Возможно, эти же книги читала прежде и юная Наташа Гончарова. В историческом архиве, где хранятся ныне ее ученические тетрадки, есть одна, посвященная Китаю. Поразительно, каких только сведений о древней стране нет на страницах старой тетради – о государственном устройстве, географическом положении, истории, климате, об особенностях всех китайских провинций. Для тринадцатилетней девочки – просто энциклопедические познания! Так что Натали Гончаровой, избраннице поэта, будет близка давняя мечта ее супруга увидеть Китай.
… Отзвуки пушкинских мечтаний можно найти и в поэтических набросках, явленных Болдинской осенью 1833 года:
И тут ко мне идет незримый рой гостей,Знакомцы давние, плоды мечты моей.
Стальные рыцари, угрюмые султаны,Монахи, карлики, арапские цари,Гречанки с четками, корсары, богдыханы.
Богдыханы – так на Руси в старинных грамотах величали китайских императоров, для Пушкина они – «знакомцы давние, плоды мечты моей». Знал ли Александр Сергеевич, что своей китайской мечте – Великой Китайской стене – обязан он правителю Ин Чжэну, в будущем богдыхану Цинь Шихуанди, два тысячелетия назад возведшему это чудо света?

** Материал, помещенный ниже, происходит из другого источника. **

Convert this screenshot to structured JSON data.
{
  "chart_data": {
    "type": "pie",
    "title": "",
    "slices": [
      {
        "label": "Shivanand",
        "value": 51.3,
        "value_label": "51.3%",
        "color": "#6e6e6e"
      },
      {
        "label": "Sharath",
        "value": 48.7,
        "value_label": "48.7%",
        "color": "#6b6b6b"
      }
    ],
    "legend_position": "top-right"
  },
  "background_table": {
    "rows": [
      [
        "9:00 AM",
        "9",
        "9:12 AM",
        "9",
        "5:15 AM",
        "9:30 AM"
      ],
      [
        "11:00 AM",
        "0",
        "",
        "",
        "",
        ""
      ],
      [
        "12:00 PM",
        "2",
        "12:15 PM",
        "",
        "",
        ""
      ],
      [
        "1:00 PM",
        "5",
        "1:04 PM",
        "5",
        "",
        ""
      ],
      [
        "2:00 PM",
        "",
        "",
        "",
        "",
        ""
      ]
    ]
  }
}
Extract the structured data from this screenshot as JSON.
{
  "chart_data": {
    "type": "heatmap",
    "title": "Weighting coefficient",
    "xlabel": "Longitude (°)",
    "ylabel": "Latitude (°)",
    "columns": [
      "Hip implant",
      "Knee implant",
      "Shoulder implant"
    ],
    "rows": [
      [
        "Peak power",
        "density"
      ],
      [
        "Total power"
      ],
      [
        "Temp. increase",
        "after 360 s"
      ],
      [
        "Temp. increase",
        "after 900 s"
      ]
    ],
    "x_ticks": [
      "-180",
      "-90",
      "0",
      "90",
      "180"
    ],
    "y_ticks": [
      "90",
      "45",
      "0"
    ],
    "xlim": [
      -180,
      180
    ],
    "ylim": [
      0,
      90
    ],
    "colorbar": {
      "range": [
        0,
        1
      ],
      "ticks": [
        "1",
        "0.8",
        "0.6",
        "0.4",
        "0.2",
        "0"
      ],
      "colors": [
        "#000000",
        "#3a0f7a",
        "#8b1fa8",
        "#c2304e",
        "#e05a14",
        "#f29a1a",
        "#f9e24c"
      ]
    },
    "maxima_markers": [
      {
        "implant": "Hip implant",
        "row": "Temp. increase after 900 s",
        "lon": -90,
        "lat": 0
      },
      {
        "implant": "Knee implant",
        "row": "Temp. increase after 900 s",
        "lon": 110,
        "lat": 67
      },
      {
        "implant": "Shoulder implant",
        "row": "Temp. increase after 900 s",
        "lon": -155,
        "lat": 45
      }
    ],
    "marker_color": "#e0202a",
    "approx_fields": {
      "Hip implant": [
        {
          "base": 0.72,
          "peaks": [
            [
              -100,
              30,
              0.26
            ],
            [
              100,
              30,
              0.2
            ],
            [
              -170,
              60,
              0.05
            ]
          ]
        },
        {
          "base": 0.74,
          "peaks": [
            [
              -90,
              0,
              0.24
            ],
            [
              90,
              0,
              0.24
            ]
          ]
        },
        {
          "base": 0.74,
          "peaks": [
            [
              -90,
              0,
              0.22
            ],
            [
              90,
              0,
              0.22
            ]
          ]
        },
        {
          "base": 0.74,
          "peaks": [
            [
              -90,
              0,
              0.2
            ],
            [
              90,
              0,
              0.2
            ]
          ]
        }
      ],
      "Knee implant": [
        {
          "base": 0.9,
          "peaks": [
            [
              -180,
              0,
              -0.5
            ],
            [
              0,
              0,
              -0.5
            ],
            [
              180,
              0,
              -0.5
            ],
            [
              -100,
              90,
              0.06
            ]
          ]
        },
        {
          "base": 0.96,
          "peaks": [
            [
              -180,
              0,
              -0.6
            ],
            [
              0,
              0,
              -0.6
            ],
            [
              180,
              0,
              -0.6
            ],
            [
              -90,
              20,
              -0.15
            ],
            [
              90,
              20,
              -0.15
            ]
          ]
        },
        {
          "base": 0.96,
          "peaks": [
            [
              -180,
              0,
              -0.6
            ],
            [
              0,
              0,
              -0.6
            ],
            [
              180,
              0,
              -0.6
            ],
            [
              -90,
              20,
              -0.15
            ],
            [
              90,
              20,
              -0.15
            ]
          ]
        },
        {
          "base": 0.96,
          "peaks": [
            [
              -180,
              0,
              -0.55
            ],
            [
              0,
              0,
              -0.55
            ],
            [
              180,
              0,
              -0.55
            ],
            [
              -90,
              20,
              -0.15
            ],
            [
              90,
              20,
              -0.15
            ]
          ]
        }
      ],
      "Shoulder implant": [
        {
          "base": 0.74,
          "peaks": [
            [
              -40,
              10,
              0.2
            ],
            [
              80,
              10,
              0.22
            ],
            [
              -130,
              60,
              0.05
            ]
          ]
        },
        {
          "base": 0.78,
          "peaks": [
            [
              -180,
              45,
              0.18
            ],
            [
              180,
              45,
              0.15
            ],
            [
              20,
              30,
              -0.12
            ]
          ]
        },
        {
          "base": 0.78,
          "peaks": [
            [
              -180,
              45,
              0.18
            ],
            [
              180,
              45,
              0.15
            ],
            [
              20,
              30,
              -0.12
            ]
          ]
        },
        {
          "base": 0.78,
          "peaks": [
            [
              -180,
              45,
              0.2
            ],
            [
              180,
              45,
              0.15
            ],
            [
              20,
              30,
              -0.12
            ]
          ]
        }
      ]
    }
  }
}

По велению императора для защиты страны от вторжения гуннов на севере и армии рода Бей-Ю на юге соединены были старые крепостные стены и возведены новые.
Китайский император Даогуан из династии Цин.
Годы правления 1820–1850
Первым из китайских императоров он стал именоваться именем Шихуанди – «божественным правителем». Этот титул носил и богдыхан из династии Цин Дао-гуан, правивший империей в те самые годы, когда в Китай вместе с русским посольством собирался и Пушкин.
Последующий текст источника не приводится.